First, we should understand that our walls are made of drywall. Other names for drywall are gypsum board, plasterboard, and wallboard. Drywall is comprised of two heavy pieces of paper that sandwich gypsum plaster in between. Drywall typically comes in 4-foot widths. Eight-foot and twelve-foot heights are most readily available. Thickness varies with ½-inch being the most common. Types of drywall include greenboard, which is designed specifically for use in bathrooms, and backerboard, which is very hardy and can even be used on floors.

The boards connect at the studs with nails. Then a tape and bedding procedure covers the seams and fasteners. Tape straddles the seam followed by layers of joint compound. Each compound layer dries and is then sanded smooth. Texture or stucco and paint are then applied. You can also place wallpaper directly over drywall.

When the sheetrock moves, cracks begin to form. Nails can pop up and tape may loosen, which will expose cracking or separation at the seams. If a house is undergoing major settling, cracks can occur elsewhere as well: angling from interior doorways or at ceiling seams. Cracks can also occur because of application defects; for instance, the compound did not dry thoroughly before painting.

The size of the crack and its location will determine which procedure to use.

If you are dealing with an angling crack that is 1/8 inch or less in size, then try these steps. Note that this method is for hairline cracks only. If the house continues to settle, chances are that the crack will reappear. This method is a quick, temporary fix.

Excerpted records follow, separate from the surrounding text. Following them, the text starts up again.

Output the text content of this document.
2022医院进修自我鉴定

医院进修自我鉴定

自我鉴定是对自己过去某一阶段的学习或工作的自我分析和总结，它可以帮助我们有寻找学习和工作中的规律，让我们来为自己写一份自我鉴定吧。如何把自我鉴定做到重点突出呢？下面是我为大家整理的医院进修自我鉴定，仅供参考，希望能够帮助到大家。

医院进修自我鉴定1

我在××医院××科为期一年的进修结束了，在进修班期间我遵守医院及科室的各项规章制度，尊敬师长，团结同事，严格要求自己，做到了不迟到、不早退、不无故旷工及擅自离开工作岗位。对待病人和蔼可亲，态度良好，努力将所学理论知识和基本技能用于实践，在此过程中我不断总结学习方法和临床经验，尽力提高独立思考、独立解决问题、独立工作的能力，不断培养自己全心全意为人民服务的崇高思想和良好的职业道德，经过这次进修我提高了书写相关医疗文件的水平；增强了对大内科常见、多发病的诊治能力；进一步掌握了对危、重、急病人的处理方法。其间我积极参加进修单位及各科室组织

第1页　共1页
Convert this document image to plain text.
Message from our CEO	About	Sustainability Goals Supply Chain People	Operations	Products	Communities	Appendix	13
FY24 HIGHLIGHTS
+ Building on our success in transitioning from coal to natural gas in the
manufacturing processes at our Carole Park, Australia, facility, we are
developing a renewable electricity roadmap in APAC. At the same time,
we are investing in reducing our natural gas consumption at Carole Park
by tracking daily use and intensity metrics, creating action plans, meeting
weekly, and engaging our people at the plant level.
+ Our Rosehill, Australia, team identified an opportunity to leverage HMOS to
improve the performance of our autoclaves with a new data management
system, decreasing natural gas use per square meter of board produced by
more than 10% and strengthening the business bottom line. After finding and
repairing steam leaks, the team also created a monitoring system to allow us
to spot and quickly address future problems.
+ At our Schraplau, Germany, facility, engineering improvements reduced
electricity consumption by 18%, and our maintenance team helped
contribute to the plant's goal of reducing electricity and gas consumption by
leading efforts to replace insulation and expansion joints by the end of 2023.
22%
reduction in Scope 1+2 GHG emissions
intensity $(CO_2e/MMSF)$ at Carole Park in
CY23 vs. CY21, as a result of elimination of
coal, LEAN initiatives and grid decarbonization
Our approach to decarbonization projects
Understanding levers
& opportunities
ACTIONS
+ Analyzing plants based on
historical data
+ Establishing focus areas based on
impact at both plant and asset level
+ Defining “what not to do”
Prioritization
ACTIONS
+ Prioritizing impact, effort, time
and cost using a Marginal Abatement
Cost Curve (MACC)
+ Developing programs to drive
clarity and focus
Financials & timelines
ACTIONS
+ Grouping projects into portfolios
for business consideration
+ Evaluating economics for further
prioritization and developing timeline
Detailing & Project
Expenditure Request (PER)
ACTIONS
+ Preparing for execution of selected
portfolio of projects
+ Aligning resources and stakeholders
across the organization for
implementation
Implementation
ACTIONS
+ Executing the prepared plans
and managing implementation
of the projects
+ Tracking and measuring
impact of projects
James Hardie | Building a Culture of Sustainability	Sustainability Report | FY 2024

Purchase joint compound, fine grit sandpaper, and a putty knife. Joint compound is available in small quantities at your local home improvement or discount store. Some types are fast-drying and some are labeled flexible, which is a good choice if you expect continued movement in the walls. For home users, premixed is best, although powder forms that mix with water are available. Use water resistant compound in bathrooms or high humidity areas.

Load the putty knife with compound. Sweep the knife in a back and forth angled motion to work the putty into the crack. Keep forcing putty in so it will fill as far into the crack as possible. Allow plenty of time for drying as this step is critical to the final appearance of the wall. Always follow the manufacturer's instructions for drying time. Sand the area smooth and until you can detect no ridges or bumps. Apply a second layer of compound if needed, let dry, and re-sand. Retexture this portion of the wall, if required. Aerosol cans of texture work well. Now you can paint over the repairs.

Larger random cracks and those exposed at seams require a little more time. Use mesh tape for angling cracks and paper tape designed specifically for sheetrock to use on seams, along with compound and the putty knife.

Clean the area around the crack. Remove all old tape, texturing, or stucco. If the crack is at a seam and nails have begun to pop, you will want to remove old nails and add new ones. Do not sink the nails as that will damage the sheetrock further.

Use the putty knife and make several swipes to press the compound deeply into the crack. Allow to dry. Take the mesh or paper tape and center over the crack. Cover with a thin layer of compound and smooth out. Allow to dry and begin sanding until the area is free of ridges and bumps. With mesh tape, you may need to apply a second layer of compound, let dry, and then sand.

Keep layering, drying, and sanding until you have a smooth repair. Keeping the area flush with the rest of the wall may be difficult. One remedy is to feather out the compound gradually to the surrounding area to hide the slight rise.

If you notice any defects after the compound has dried, keep sanding and re-compounding until the area is smooth.

Remember that drying times vary based on type of compound used along with temperature and humidity.

Follow these steps and your drywall cracks should not reappear.